If you have 1000 TV sets in a warehouse, you know where they are and what they’re made of,” explains Paul. “But as soon as they are sold to 1000 locations, suddenly that link is lost and recovering them in a way that allows them to be appropriately disassembled at scale becomes a real challenge.”
Following a pilot in Sterling, Scotland, Zeronet has just launched in the city of Brighton on the UK’s south coast. The platform consists of two apps: one for users and one for drivers. The user app lets householders register their home address and any electrical items they want to dispose of. This provides the company with the data required to view e-waste collection requests in real-time, and offer users a collection slot as well as instructions for preparing the items. Then the driver app kicks in: Once there is a large enough batch of items for collection, a van is dispatched to between 40 and 100 households in one day. Because the items have been registered and prepared in advance, they can be efficiently processed in the most efficient way.
Reuse is the most sustainable option when it comes to recovering waste, and many items Zeronet collects can be given a new home or stripped for useful parts. For this the company works with partners like Tech Take Back, which dissembles tech hardware, and Freegle, which rescues, repairs and redistributes household appliances and devices of all kinds. Zeronet even ensures personal data is wiped from laptops, tablets and smartphones – normally a major obstacle for people when it comes to disposing of such items. Finally, any items that can’t be reused are recycled for materials.
Paul first had the idea for Zeronet when he saw a post van delivering to a home at the same time a waste truck was collecting from the house next door. “I was struck by the contrast between the two things,” he says. “On the one hand, you had this very professional approach whereby a householder was acquiring a unit of inventory from probably a big brand like Amazon, and everything about that product was traceable. On the other hand, you had this fairly clunky, almost amateurish, process for removing residual waste.” Paul decided there must be a better way, and has dedicated the last decade to realising his vision.
Consumers have responded to Zeronet’s offering with enthusiasm. Paul has been surprised and encouraged to learn that most people are happy to put in the effort to register and prepare their electrical waste items properly, if it means they can avoid the stress of disposing of it themselves.

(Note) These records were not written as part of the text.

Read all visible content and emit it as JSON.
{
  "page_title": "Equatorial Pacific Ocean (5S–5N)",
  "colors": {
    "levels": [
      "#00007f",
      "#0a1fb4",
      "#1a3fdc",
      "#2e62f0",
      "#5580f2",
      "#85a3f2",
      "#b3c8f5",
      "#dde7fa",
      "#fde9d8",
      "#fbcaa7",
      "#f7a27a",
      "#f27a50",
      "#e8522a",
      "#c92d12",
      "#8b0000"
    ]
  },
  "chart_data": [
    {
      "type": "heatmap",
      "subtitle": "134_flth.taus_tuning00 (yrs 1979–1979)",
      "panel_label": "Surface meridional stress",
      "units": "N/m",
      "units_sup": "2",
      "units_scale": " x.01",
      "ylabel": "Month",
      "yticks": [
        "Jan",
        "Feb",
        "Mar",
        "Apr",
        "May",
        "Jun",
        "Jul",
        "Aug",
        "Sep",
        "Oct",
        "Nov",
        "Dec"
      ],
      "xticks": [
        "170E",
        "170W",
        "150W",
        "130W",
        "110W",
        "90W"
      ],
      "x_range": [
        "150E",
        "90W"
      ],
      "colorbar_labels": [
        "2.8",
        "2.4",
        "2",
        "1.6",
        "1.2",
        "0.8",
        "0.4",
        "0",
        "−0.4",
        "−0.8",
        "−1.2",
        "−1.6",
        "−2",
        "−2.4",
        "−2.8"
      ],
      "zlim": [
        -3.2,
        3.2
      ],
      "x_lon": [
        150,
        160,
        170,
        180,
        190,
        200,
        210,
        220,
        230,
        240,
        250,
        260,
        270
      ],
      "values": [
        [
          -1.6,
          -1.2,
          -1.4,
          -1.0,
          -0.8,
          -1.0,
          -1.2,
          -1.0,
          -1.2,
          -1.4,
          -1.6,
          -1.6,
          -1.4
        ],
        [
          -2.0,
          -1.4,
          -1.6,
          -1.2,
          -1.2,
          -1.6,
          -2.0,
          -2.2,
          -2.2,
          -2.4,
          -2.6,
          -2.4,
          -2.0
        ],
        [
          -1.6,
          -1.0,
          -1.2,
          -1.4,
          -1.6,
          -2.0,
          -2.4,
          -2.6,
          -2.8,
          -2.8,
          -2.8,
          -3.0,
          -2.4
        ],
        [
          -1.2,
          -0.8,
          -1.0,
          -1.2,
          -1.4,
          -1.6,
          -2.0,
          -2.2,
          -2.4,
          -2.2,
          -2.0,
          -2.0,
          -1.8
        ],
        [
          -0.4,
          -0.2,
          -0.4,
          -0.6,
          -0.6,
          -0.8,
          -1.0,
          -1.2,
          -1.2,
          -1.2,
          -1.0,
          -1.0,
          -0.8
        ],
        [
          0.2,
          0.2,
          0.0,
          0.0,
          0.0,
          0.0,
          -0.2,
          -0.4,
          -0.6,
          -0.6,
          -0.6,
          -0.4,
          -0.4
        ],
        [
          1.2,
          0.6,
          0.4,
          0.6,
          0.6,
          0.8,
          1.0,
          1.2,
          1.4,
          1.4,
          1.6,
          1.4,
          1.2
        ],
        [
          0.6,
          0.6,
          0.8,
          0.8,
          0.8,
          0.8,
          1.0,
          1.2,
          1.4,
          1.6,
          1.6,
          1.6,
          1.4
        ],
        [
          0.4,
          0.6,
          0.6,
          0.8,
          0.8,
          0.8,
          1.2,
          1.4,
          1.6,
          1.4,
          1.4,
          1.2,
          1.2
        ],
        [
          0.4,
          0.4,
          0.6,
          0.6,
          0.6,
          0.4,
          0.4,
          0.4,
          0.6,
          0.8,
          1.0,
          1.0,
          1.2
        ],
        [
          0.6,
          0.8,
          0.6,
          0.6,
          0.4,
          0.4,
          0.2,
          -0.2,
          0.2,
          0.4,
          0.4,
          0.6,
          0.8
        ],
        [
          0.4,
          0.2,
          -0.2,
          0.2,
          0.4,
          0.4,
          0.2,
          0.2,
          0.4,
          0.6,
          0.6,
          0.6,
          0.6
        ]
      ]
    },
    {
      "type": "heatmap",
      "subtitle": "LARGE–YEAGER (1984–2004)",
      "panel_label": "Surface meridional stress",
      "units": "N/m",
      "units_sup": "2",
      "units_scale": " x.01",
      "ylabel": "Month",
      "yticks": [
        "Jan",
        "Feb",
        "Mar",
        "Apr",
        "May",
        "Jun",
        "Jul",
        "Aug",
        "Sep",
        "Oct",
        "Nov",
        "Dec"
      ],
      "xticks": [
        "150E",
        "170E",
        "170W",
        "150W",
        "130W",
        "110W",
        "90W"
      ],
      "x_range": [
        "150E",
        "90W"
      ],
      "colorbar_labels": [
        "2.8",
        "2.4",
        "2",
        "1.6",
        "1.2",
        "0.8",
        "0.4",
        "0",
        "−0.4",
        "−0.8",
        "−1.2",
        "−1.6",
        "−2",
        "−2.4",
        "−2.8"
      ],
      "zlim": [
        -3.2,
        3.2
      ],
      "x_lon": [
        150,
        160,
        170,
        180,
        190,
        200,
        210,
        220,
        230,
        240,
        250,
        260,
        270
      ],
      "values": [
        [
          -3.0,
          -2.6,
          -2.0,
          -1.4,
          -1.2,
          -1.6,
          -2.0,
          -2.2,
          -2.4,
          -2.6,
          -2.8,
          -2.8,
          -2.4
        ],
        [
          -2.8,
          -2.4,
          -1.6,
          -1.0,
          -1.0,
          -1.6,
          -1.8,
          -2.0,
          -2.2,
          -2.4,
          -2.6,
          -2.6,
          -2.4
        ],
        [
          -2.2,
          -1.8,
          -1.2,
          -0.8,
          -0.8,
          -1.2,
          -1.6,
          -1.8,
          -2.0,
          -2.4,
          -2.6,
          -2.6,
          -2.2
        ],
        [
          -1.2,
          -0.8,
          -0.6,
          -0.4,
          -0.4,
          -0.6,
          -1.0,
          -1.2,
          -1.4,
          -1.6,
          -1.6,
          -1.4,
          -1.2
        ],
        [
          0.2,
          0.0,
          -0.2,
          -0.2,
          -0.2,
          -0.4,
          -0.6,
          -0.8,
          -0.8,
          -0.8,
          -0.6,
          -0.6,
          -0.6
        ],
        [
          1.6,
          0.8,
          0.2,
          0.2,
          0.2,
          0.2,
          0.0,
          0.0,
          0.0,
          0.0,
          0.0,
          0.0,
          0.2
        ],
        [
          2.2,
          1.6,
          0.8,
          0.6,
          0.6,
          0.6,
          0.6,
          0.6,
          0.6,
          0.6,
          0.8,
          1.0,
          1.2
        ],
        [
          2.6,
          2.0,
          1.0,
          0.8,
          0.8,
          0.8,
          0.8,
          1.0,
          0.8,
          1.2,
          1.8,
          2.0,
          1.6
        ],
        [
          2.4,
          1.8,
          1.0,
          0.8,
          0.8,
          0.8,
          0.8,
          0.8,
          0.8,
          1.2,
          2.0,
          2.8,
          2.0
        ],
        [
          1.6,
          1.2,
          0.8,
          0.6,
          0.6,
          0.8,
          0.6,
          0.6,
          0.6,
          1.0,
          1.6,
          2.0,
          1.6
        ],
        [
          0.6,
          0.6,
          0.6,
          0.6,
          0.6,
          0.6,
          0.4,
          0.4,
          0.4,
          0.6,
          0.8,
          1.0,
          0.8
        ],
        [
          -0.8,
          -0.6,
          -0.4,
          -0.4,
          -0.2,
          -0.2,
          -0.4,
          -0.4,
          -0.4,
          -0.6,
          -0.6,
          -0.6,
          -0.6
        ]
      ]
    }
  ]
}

Not only is Zeronet helping to divert bulky e-waste away from landfill, it’s doing so in a way that actually generates revenue. Large logistics firms have expressed a keen interest in the platform, which is already serving over 100,000 households in Brighton and is capable of scaling to a national level. “If we do it right, it should have [a high impact], because it really is a complete shift in the way that we handle and process anything that is post-consumer,” concludes Paul. “It’s trying to solve a fundamental problem that exists effectively for everything.”